These problems seemed to be answered by a bulb created by Toman Edison who often credited with the invention of the light bulb. He patented his first sucessful bulb in 1879 which had a bamboo filament. This bulb was able to last 1,200 hours and seemed to solve many of the issues that occurred with previous light bulbs. Because of this the bamboo filament because the standard filament for all his lightbulbs produced in the next 10
years. Edison is also rightfully credited with creating the standard screw fitting all our current light bulbs have. Not only did he improve the light bulb, but he also developed a whole range of inventions that helped make the use of light bulbs practical. He demonstrated that electricity could be distributed from a centrally located generator though conduits (channels that electricity can pass through) and wires. He also developed the first commercial power unit and an electric meter so customers could see how much electricity they were using. Artificial lighting had now gone from something that could only be produced in a lab to something that was commercially viable.
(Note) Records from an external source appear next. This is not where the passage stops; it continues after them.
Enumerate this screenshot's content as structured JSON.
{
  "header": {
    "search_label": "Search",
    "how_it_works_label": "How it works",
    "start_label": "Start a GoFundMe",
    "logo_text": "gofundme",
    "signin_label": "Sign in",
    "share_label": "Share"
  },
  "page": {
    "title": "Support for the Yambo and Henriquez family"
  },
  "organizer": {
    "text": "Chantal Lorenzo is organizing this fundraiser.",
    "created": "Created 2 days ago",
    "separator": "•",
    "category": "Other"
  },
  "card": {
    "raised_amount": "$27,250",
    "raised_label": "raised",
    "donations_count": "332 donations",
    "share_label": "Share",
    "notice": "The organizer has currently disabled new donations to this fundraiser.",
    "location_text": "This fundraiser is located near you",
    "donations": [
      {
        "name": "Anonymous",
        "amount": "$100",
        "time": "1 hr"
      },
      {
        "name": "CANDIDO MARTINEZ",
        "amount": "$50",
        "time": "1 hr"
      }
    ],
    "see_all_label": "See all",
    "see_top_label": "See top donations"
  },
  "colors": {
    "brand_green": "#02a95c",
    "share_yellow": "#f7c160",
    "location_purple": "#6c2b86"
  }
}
As demand grew so did researchers desire to see if they could create anything better and more efficient. The next big breakthrough was in the 20th century when European researchers were doing experiments with neon tubes coated with phosphors (a material that absorbs ultraviolet light and converts it into visible light). These experiments lead to multiple fluorescent light breakthroughs. The need for energy-efficient lighting in American war plants led to the rapid production and use of fluorescents which were able to last longer and were 3 times more efficient then incandescent bulbs. Because of the 1973 oil crisis, lighting engineers developed a fluorescent bulb that could be used residentially as before this point fluorescent lights could not be used in the house. In 1976 Edward Hammer found a way to bend the fluorescent tube into a spiral shape creating the first compact fluorescent light, which is still used in many households today.
The final historical milestone that the light bulb underwent is the development of LEDS. LED stands for light-emitting diode and works by using a semiconductor to covert electricity into light. LEDS are useful as they can emit light in a specific direction, reducing the need for reflectors and diffusers that can trap light. These bulbs are also the most efficient lights around with the ability to produce 85 lumens (measure of light) per watt. By comparing this to an incandescent bulb which emits light at 15 lumens per watt you can see just how much better LED lights are.
Like all great inventions the light bulb we know today was not created by one inventor but was rather a series of small discoveries that together allow us to see in the night. This process of gradual improvements on the ideas of previous inventors is common in the world of creation and is the main reason the world is the way it is today.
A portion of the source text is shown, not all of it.